Tuesday 7 June 2022

A Contribution To The Critique of Political Economy, Chapter 1 - Part 8 of 29

Here, in the Critique, as in Capital, Marx also assumes that demand and supply balance, and that there is no disproportion, in order to analyse the fundamental nature of value and exchange-value.

“To be a use-value is evidently a necessary prerequisite of the commodity, but it is immaterial to the use-value whether it is a commodity. Use-value as such, since it is independent of the determinate economic form, lies outside the sphere of investigation of political economy. It belongs in this sphere only when it is itself a determinate form. Use-value is the immediate physical entity in which a definite economic relationship – exchange-value – is expressed.” (p 28)

In other words, political economy cannot determine why chocolate is a use-value for A and not for B, or why it may give more use value/utility for A than C. These are questions for behavioural science not political economy. Yet, neoclassical economics has built its entire model on the basis of such ephemeral and subjective factors of utility. Marx's theory of objective value can be summarised as follows. The market value of each commodity unit is determined by the average labour-time required for its production. However, production/supply consists not of individual commodity units but of a mass production of commodities in advance of consumption. Ricardo's argument that no one would continue producing things they cannot sell, is irrelevant, because a huge supply has already been created, and the producer must sell, at whatever price they can obtain.

Competition between producers requires them to continually reduce unit values, and the means of doing that is to produce, on a larger and larger scale, and because this production is ahead of consumption/demand, its never known how much of this production, and the labour expended on it was actually socially necessary, i.e. how much demand there was for this production. Demand is always demand at a given price. If 1,000 units are produced with a market value of £1 each, but there is only demand for 500 units at that price, 500 units were overproduced. There is a disproportion, and the labour expended on this production was not necessary, and so not value creating. It is as though 500 units had no value. But, the producers of the 1,000 units will still need to dispose of them. They will have to reduce the market-price of each unit below its market value, to clear the market. It may even not be enough to reduce the price to £0.50, because, as Marx describes in relation to the demand for knives, above, there is no reason for demand to double, just because prices are halved. Marx understood elasticity of demand long before the marginalists theorised it.

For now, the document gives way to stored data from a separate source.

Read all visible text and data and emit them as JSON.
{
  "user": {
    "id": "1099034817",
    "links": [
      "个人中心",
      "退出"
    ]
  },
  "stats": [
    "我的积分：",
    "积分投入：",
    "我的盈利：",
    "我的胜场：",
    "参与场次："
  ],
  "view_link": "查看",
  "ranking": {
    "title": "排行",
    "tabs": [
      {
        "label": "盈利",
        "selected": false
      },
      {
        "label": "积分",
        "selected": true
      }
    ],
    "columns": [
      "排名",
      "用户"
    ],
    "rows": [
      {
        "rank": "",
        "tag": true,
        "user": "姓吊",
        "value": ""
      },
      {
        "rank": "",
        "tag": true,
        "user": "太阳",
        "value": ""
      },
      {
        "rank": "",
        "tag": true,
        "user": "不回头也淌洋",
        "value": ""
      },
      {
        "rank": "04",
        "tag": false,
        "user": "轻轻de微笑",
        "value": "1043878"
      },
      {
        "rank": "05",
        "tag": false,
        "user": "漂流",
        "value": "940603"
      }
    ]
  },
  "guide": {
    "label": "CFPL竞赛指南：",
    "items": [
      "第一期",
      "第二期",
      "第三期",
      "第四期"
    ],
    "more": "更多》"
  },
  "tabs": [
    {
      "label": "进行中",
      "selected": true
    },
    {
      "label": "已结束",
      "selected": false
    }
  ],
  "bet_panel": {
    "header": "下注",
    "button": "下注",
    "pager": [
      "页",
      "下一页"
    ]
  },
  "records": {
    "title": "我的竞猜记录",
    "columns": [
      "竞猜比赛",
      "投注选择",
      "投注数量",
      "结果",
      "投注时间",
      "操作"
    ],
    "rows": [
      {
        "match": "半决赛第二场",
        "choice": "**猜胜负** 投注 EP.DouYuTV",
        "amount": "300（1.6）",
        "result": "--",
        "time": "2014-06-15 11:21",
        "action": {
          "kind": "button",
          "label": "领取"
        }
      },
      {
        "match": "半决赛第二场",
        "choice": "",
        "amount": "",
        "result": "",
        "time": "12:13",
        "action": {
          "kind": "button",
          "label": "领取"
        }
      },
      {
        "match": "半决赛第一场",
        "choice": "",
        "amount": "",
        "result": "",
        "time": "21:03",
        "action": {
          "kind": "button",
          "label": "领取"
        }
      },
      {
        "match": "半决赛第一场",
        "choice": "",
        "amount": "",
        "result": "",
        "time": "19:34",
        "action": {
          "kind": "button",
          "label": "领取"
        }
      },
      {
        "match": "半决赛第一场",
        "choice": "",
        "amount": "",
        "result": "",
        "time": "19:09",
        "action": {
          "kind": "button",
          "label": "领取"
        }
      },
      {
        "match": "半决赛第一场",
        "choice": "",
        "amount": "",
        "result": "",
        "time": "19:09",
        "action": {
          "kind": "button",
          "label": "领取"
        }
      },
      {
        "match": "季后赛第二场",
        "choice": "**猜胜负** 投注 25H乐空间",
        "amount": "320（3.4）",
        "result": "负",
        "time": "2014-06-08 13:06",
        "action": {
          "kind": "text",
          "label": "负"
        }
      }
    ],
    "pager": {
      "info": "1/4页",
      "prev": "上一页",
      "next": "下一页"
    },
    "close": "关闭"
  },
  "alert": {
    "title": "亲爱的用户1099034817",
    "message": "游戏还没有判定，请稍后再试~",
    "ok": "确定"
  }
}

The fact that the market price falls, however, does not change the market value of each individual unit. This is where orthodox economics falls down. It assumes that market prices can be reduced simply as a result of increasing supply relative to demand, forgetting that producers do not produce for the fun of it, but to make profits, and that they will not increase supply if the price is then below their costs of production. Because orthodox economics ignores the role of production it ignores the objective factors that determine the cost of production that form the basis of decisions of production and supply.

A commodity that sells at a price equal to £0.50, might still have a cost of production equal to £1. It still requires the same amount of labour for its production, so supply of these commodities would be reduced. However, the labour-time required for production is itself a function of the scale of production. Reducing output will reduce efficiency so that the average labour-time required will rise. If output is reduced to 500 units, the market value might, then, rise to £1.10, so that there is still insufficient demand at this price, requiring supply to be reduced further.

However, because the market value is an average of the individual values of different producers, the consequence is that the least efficient producers, i.e. the smaller producers, will make little or no profit, and will cease production entirely. That means that the larger producers will fill the demand instead. They will not have to cut back their output and may even be able to expand. As the least efficient producers disappear from the calculation of the average market value, it is itself reduced, and so, now, this means that, at this lower market value, demand will be higher.

“Supply and demand determine the market-price, and so does the market-price, and the market-value in the further analysis, determine supply and demand. This is obvious in the case of demand, since it moves in a direction opposite to prices, swelling when prices fall, and vice versa. But this is also true of supply. Because the prices of means of production incorporated in the offered commodities determine the demand for these means of production, and thus the supply of commodities whose supply embraces the demand for these means of production. The prices of cotton are determinants in the supply of cotton goods.

To this confusion — determining prices through demand and supply, and, at the same time, determining supply and demand through prices — must be added that demand determines supply, just as supply determines demand, and production determines the market, as well as the market determines production.”